Crate tower_sessions_cookie_store

Crate tower_sessions_cookie_store 

Source
Expand description

Cookie-backed session persistence for tower-sessions.

This crate provides a layer that inserts tower_sessions_core::Session into request extensions and persists the session record into a cookie.

§Security

The default format is a signed cookie (signed feature).

The dangerous-plaintext feature enables a plaintext cookie controller. This offers no tamper resistance and should only be used for testing and debugging. Never enable or use this in a real application: a client can trivially edit the cookie to escalate privileges and impersonate other users (including staff/admin).

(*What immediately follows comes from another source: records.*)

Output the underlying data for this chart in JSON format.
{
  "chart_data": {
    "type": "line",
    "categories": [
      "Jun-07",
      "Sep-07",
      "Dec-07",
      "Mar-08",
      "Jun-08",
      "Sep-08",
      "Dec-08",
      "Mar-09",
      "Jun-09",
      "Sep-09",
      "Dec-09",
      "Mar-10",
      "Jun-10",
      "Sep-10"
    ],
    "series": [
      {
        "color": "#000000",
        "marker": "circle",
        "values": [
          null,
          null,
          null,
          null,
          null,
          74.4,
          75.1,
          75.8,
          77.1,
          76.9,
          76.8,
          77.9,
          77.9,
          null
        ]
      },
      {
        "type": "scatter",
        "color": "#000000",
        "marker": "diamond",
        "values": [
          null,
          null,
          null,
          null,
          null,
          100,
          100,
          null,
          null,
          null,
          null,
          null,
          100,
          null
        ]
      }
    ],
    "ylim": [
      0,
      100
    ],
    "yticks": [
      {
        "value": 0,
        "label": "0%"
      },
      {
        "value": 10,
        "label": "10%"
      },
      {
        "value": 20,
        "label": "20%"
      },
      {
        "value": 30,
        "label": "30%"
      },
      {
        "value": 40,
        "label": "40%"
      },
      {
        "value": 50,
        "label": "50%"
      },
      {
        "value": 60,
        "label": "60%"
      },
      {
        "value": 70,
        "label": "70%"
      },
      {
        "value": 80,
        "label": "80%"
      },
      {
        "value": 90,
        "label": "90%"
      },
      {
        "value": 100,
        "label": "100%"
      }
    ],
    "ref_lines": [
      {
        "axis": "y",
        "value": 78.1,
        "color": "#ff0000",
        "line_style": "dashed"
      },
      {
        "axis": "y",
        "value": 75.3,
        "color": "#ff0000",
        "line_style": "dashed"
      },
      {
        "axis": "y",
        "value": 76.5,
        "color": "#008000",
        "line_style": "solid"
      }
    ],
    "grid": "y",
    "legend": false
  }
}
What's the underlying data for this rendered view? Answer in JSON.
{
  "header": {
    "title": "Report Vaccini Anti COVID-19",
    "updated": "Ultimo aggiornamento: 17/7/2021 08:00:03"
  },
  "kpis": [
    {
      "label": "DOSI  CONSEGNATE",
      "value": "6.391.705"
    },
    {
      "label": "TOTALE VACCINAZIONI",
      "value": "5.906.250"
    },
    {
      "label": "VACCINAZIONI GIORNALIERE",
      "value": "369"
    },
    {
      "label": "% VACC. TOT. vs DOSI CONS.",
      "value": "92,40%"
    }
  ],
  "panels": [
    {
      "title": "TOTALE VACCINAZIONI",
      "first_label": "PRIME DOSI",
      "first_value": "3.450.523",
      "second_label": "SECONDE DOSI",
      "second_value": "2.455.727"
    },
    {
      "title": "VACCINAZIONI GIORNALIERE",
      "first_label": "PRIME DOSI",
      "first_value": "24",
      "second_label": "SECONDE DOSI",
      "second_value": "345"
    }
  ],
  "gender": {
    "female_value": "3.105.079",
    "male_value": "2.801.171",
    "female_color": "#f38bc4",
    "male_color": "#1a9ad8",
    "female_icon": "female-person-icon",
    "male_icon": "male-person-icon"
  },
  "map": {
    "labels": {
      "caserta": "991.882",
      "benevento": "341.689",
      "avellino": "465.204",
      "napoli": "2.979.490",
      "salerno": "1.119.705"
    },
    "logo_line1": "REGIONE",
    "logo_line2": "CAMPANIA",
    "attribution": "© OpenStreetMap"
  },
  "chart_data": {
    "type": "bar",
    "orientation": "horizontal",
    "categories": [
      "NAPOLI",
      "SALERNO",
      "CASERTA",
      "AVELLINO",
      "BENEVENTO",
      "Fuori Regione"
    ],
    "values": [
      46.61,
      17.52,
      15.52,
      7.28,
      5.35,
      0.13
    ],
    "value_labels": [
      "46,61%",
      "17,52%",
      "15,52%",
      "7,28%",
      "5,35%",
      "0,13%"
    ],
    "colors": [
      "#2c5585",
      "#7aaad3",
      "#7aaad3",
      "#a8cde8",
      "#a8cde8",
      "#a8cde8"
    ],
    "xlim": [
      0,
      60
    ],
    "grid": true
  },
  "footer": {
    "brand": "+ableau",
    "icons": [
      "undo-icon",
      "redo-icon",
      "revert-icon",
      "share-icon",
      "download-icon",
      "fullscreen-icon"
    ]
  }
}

§Example (Axum, signed cookies)

use axum::{routing::get, Router};
use tower_sessions_cookie_store::{CookieSessionConfig, CookieSessionManagerLayer, Key, Session};

async fn handler(session: Session) -> String {
    let n: usize = session.get("n").await.expect("session get succeeds").unwrap_or(0);
    session.insert("n", n + 1).await.expect("session insert succeeds");
    format!("n={n}")
}

let key = Key::generate();
let config = CookieSessionConfig::default().with_secure(false);
let app = Router::<()>::new()
    .route("/", get(handler))
    .layer(CookieSessionManagerLayer::signed(key).with_config(config));

Re-exports§

pub use crate::format::decode_record;
pub use crate::format::encode_record;
pub use crate::layer::CookieSessionManagerLayer;

Modules§

format
Helpers for encoding/decoding the cookie session payload format.
layer
Tower layer for cookie-backed sessions. Tower layer and service for cookie-backed sessions.
session_store
A session backend for managing session state.

Structs§

CookieSessionConfig
Configuration for cookie-backed sessions.
DangerousPlaintextCookie
A controller that stores session state in plaintext cookies.
Key
A cryptographic master key for use with Signed and/or Private jars.
PrivateCookie
A controller that stores session state in private (encrypted + authenticated) cookies.
Session
A session which allows HTTP applications to associate key-value pairs with visitors.
SignedCookie
A controller that stores session state in signed cookies.

Enums§

Expiry
Session expiry configuration.
SameSite
The SameSite cookie attribute.

Constants§

DEFAULT_COOKIE_NAME
Default cookie name used when none is configured.

Traits§

CookieController
Reads/writes/removes a session cookie from a Cookies jar.